Sunday, May 03, 2009

We are on our own



Any man's death diminishes me, because I am involved in mankind, and therefore never send to know for whom the bells tolls; it tolls for thee...John Donne, Meditation XVII.

The horrors of holocaust have been described in vivid and excruciating details from all possible angles in all possible media. There are millions of stories.  The murder of each of the six million in concentration camps affected their families, relatives and friends. 

There will be millions stories more.

I read Miriam Katin’s memoir We are on our own Sunday afternoon at the Amesbury park where Che was furiously cycling; some neighbourhood boys were playing under-arm cricket; and aging Jamaican men were playing regular cricket with a tennis ball; and oh-by-the-way, I had a green tea flavoured ice cream at Baskin Robbins (wonder why they didn't have this flavour back in India?). 

The ice cream was treat to myself for getting my second byline in the Canadian media.

Spring is turning out to be rather relaxing...

Any way, back to the book...it’s a small, very meaningful book on a gigantic canvas.

It's in the graphic novel format and Katin, who has considerable experience as a graphic designer in New York and Israel, has a minimalist, impressionistic style.

In addition, she sketches most of the memoir in two tones when she is describing her mother’s harrowing escape from Budapest, Hungary.

The memoir is about the escape. Katin is young girl. Far too young to understand the tragedy that has befallen her family or comprehend the enormity of the genocide perpetrated by the Nazis on the Jews.  

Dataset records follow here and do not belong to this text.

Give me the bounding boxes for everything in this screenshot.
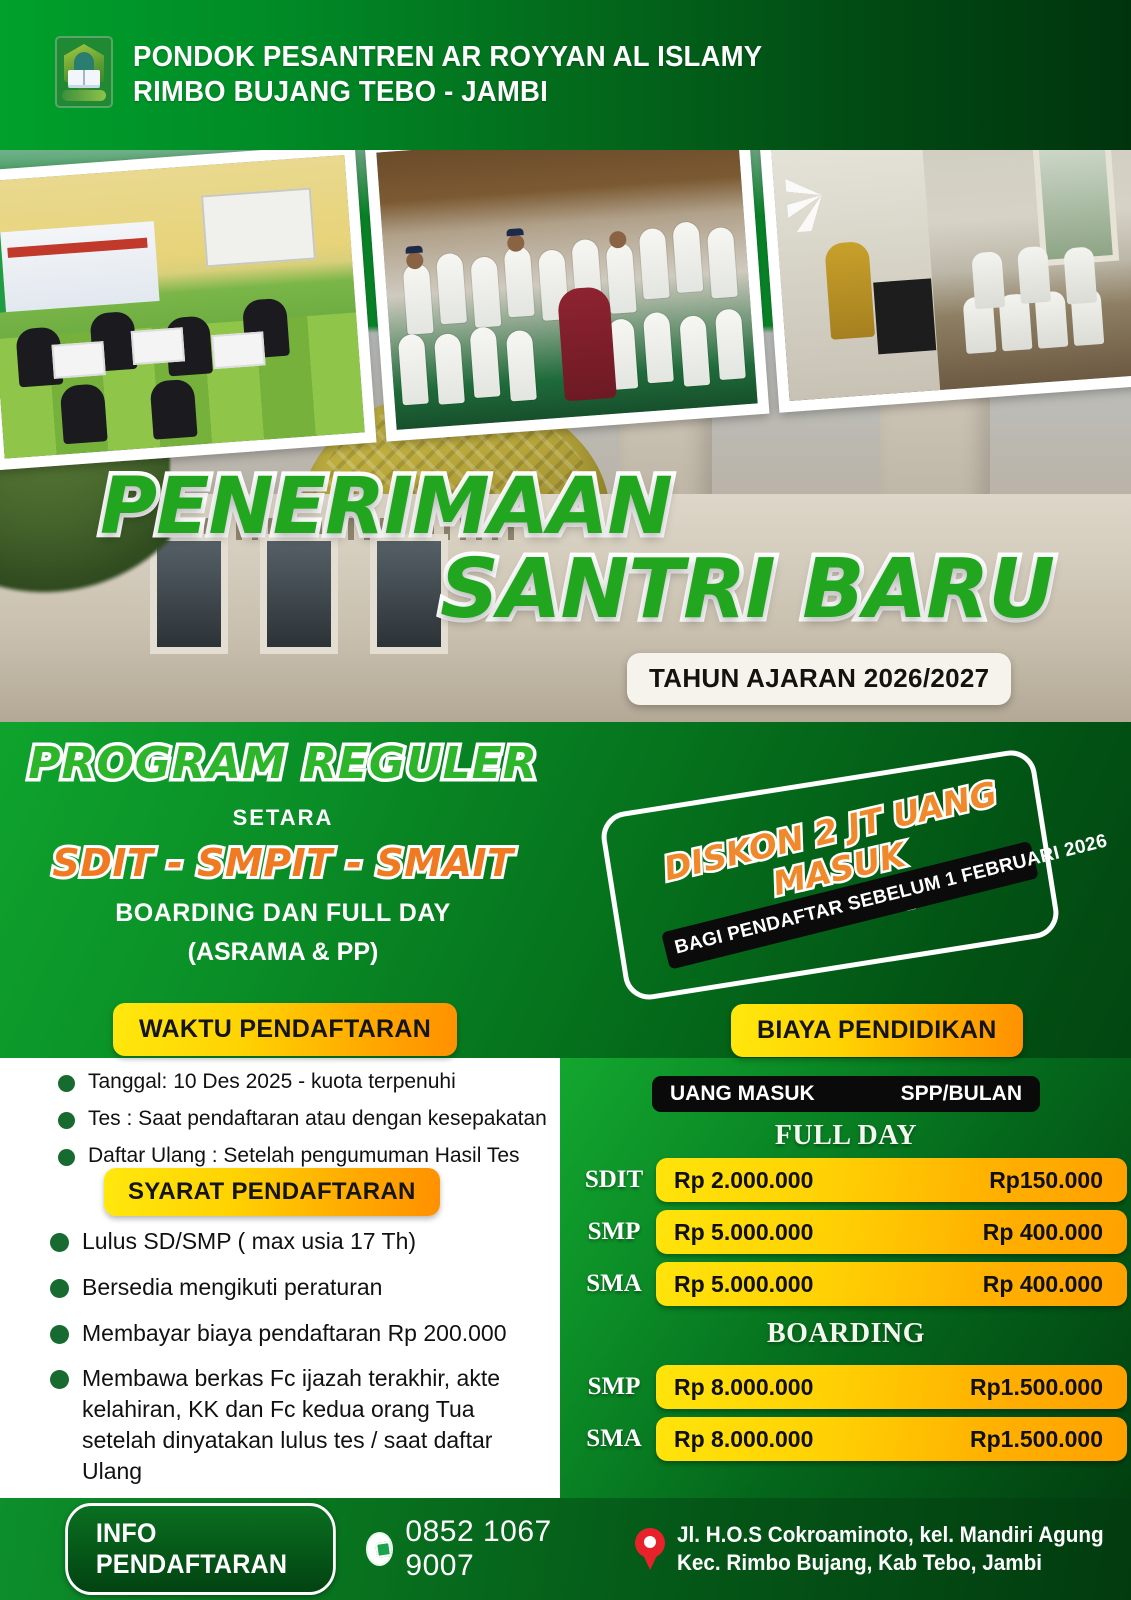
phone-number: 0852 1067 9007 <box>405 1515 583 1583</box>
wall-emblem <box>784 158 859 233</box>
program-mode: BOARDING DAN FULL DAY <box>0 899 566 928</box>
student <box>643 312 674 384</box>
program-levels: SDIT - SMPIT - SMAIT <box>0 841 566 885</box>
bullet-dot-icon <box>50 1325 69 1344</box>
cell-uang-masuk: Rp 2.000.000 <box>656 1167 813 1194</box>
whatsapp-icon <box>366 1532 394 1566</box>
requirements-heading-pill: SYARAT PENDAFTARAN <box>104 1168 440 1216</box>
cell-spp: Rp150.000 <box>989 1167 1127 1194</box>
requirements-list: Lulus SD/SMP ( max usia 17 Th) Bersedia … <box>50 1226 555 1502</box>
list-item-text: Daftar Ulang : Setelah pengumuman Hasil … <box>88 1142 520 1170</box>
headline-line-1: PENERIMAAN <box>0 470 1131 545</box>
table-row: SDIT Rp 2.000.000 Rp150.000 <box>572 1158 1127 1202</box>
program-mode-sub: (ASRAMA & PP) <box>0 938 566 967</box>
row-level: SMA <box>572 1270 656 1298</box>
list-item: Membayar biaya pendaftaran Rp 200.000 <box>50 1318 555 1349</box>
footer-bar: INFO PENDAFTARAN 0852 1067 9007 Jl. H.O.… <box>0 1498 1131 1600</box>
list-item: Tes : Saat pendaftaran atau dengan kesep… <box>58 1105 553 1133</box>
fees-table-header: UANG MASUK SPP/BULAN <box>652 1076 1040 1112</box>
column-header-uang-masuk: UANG MASUK <box>652 1082 815 1106</box>
list-item-text: Tanggal: 10 Des 2025 - kuota terpenuhi <box>88 1068 456 1096</box>
row-level: SMP <box>572 1218 656 1246</box>
logo-book-shape <box>68 70 100 85</box>
student <box>606 242 637 314</box>
program-setara-label: SETARA <box>0 805 566 831</box>
bullet-dot-icon <box>50 1370 69 1389</box>
bullet-dot-icon <box>58 1075 75 1092</box>
bullet-dot-icon <box>50 1233 69 1252</box>
student <box>403 263 434 335</box>
table-row: SMA Rp 8.000.000 Rp1.500.000 <box>572 1417 1127 1461</box>
cell-uang-masuk: Rp 5.000.000 <box>656 1271 813 1298</box>
photo-computer-exam-hall <box>0 143 377 470</box>
student <box>673 221 704 293</box>
map-pin-icon <box>635 1528 665 1570</box>
list-item: Bersedia mengikuti peraturan <box>50 1272 555 1303</box>
headline-line-2: SANTRI BARU <box>0 551 1131 630</box>
address-block: Jl. H.O.S Cokroaminoto, kel. Mandiri Agu… <box>635 1521 1131 1577</box>
bullet-dot-icon <box>58 1112 75 1129</box>
fees-table-panel: UANG MASUK SPP/BULAN FULL DAY SDIT Rp 2.… <box>560 1058 1131 1498</box>
row-level: SMP <box>572 1373 656 1401</box>
cell-uang-masuk: Rp 8.000.000 <box>656 1374 813 1401</box>
cell-spp: Rp 400.000 <box>983 1271 1127 1298</box>
table-row: SMP Rp 5.000.000 Rp 400.000 <box>572 1210 1127 1254</box>
seated-person <box>60 383 108 444</box>
map-pin-hole <box>644 1536 656 1548</box>
registration-heading-pill: WAKTU PENDAFTARAN <box>113 1003 457 1056</box>
classroom-window <box>1032 133 1119 266</box>
list-item-text: Membayar biaya pendaftaran Rp 200.000 <box>82 1318 507 1349</box>
photo-content <box>377 126 758 430</box>
teacher-figure <box>824 241 875 340</box>
row-values: Rp 5.000.000 Rp 400.000 <box>656 1210 1127 1254</box>
student <box>679 315 710 387</box>
student <box>398 334 429 406</box>
address-line-2: Kec. Rimbo Bujang, Kab Tebo, Jambi <box>677 1549 1104 1577</box>
hero-headline: PENERIMAAN SANTRI BARU <box>0 470 1131 630</box>
institution-location: RIMBO BUJANG TEBO - JAMBI <box>133 75 762 110</box>
row-level: SDIT <box>572 1166 656 1194</box>
cell-spp: Rp 400.000 <box>983 1219 1127 1246</box>
list-item: Lulus SD/SMP ( max usia 17 Th) <box>50 1226 555 1257</box>
registration-list: Tanggal: 10 Des 2025 - kuota terpenuhi T… <box>58 1068 553 1179</box>
student <box>504 246 535 318</box>
student <box>1017 246 1051 304</box>
bullet-dot-icon <box>50 1279 69 1298</box>
student <box>971 251 1005 309</box>
row-level: SMA <box>572 1425 656 1453</box>
cell-spp: Rp1.500.000 <box>970 1374 1127 1401</box>
laptop <box>52 341 106 379</box>
student <box>715 308 746 380</box>
logo-graphic <box>61 42 107 102</box>
seated-person <box>149 379 197 440</box>
row-values: Rp 5.000.000 Rp 400.000 <box>656 1262 1127 1306</box>
info-pendaftaran-button[interactable]: INFO PENDAFTARAN <box>65 1503 335 1595</box>
table-row: SMA Rp 5.000.000 Rp 400.000 <box>572 1262 1127 1306</box>
address-lines: Jl. H.O.S Cokroaminoto, kel. Mandiri Agu… <box>677 1521 1131 1577</box>
wall-poster <box>201 188 316 268</box>
list-item-text: Membawa berkas Fc ijazah terakhir, akte … <box>82 1363 555 1486</box>
pesantren-logo-icon <box>55 36 113 108</box>
fees-group-title-boarding: BOARDING <box>652 1318 1040 1350</box>
student <box>434 333 465 405</box>
table-row: SMP Rp 8.000.000 Rp1.500.000 <box>572 1365 1127 1409</box>
poster-root: PENERIMAAN SANTRI BARU TAHUN AJARAN 2026… <box>0 0 1131 1600</box>
bullet-dot-icon <box>58 1149 75 1166</box>
peci-cap <box>406 245 423 253</box>
row-values: Rp 2.000.000 Rp150.000 <box>656 1158 1127 1202</box>
list-item-text: Tes : Saat pendaftaran atau dengan kesep… <box>88 1105 547 1133</box>
cell-uang-masuk: Rp 8.000.000 <box>656 1426 813 1453</box>
podium <box>873 278 936 354</box>
row-values: Rp 8.000.000 Rp1.500.000 <box>656 1417 1127 1461</box>
institution-name: PONDOK PESANTREN AR ROYYAN AL ISLAMY <box>133 40 762 75</box>
cell-spp: Rp1.500.000 <box>970 1426 1127 1453</box>
photo-content <box>0 155 365 459</box>
logo-ribbon-shape <box>62 90 106 101</box>
fees-group-title-fullday: FULL DAY <box>652 1120 1040 1152</box>
header-title-block: PONDOK PESANTREN AR ROYYAN AL ISLAMY RIM… <box>133 40 795 111</box>
student <box>639 228 670 300</box>
peci-cap <box>507 228 524 236</box>
student <box>471 256 502 328</box>
laptop <box>131 327 185 365</box>
header-bar: PONDOK PESANTREN AR ROYYAN AL ISLAMY RIM… <box>0 0 1131 150</box>
academic-year-badge: TAHUN AJARAN 2026/2027 <box>627 653 1011 705</box>
list-item-text: Lulus SD/SMP ( max usia 17 Th) <box>82 1226 416 1257</box>
whatsapp-contact[interactable]: 0852 1067 9007 <box>366 1515 584 1583</box>
column-header-spp: SPP/BULAN <box>901 1082 1040 1106</box>
program-title: PROGRAM REGULER <box>0 738 566 789</box>
cell-uang-masuk: Rp 5.000.000 <box>656 1219 813 1246</box>
address-line-1: Jl. H.O.S Cokroaminoto, kel. Mandiri Agu… <box>677 1521 1104 1549</box>
student <box>506 330 537 402</box>
ustadz-seated <box>557 286 617 402</box>
student <box>436 253 467 325</box>
list-item: Membawa berkas Fc ijazah terakhir, akte … <box>50 1363 555 1486</box>
info-white-panel: Tanggal: 10 Des 2025 - kuota terpenuhi T… <box>0 1058 560 1498</box>
hall-banner <box>0 221 160 313</box>
student <box>470 326 501 398</box>
list-item: Tanggal: 10 Des 2025 - kuota terpenuhi <box>58 1068 553 1096</box>
laptop <box>211 331 265 369</box>
program-block: PROGRAM REGULER SETARA SDIT - SMPIT - SM… <box>0 738 566 967</box>
student <box>707 227 738 299</box>
row-values: Rp 8.000.000 Rp1.500.000 <box>656 1365 1127 1409</box>
photo-santri-group <box>365 114 769 441</box>
fees-heading-pill: BIAYA PENDIDIKAN <box>731 1004 1023 1057</box>
list-item-text: Bersedia mengikuti peraturan <box>82 1272 382 1303</box>
student <box>1063 246 1097 304</box>
list-item: Daftar Ulang : Setelah pengumuman Hasil … <box>58 1142 553 1170</box>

For the Jews in east Europe, the Nazi defeat was not a complete cessation of torture because Soviet apparatchiks replaced the Nazis – and while they weren’t necessarily all evil, they harboured no dissent.

When they themselves couldn’t control dissent, the Soviets had no qualms riding roughshod and sending in tanks to extinguish any stirrings of liberty. Many Hungarians had to flee to Canada when the Soviet army crushed the Hungarian rebellion in 1956

Katin’s concluding remarks reveal the mature artist and the human being that she really is. She says, “Early in life I absorbed my father’s atheism at home and the secular education in school. My father, however, never denied being a Jew and held pride in ethical and the literary nature of our background. I was always comfortable with this. Living in Hungary and in very secular Israel was no problem. In New York, however, I had to allow for a more conservative approach to Jewish lifestyle. You had to belong and show it. I agreed reluctantly but had great trouble with it.”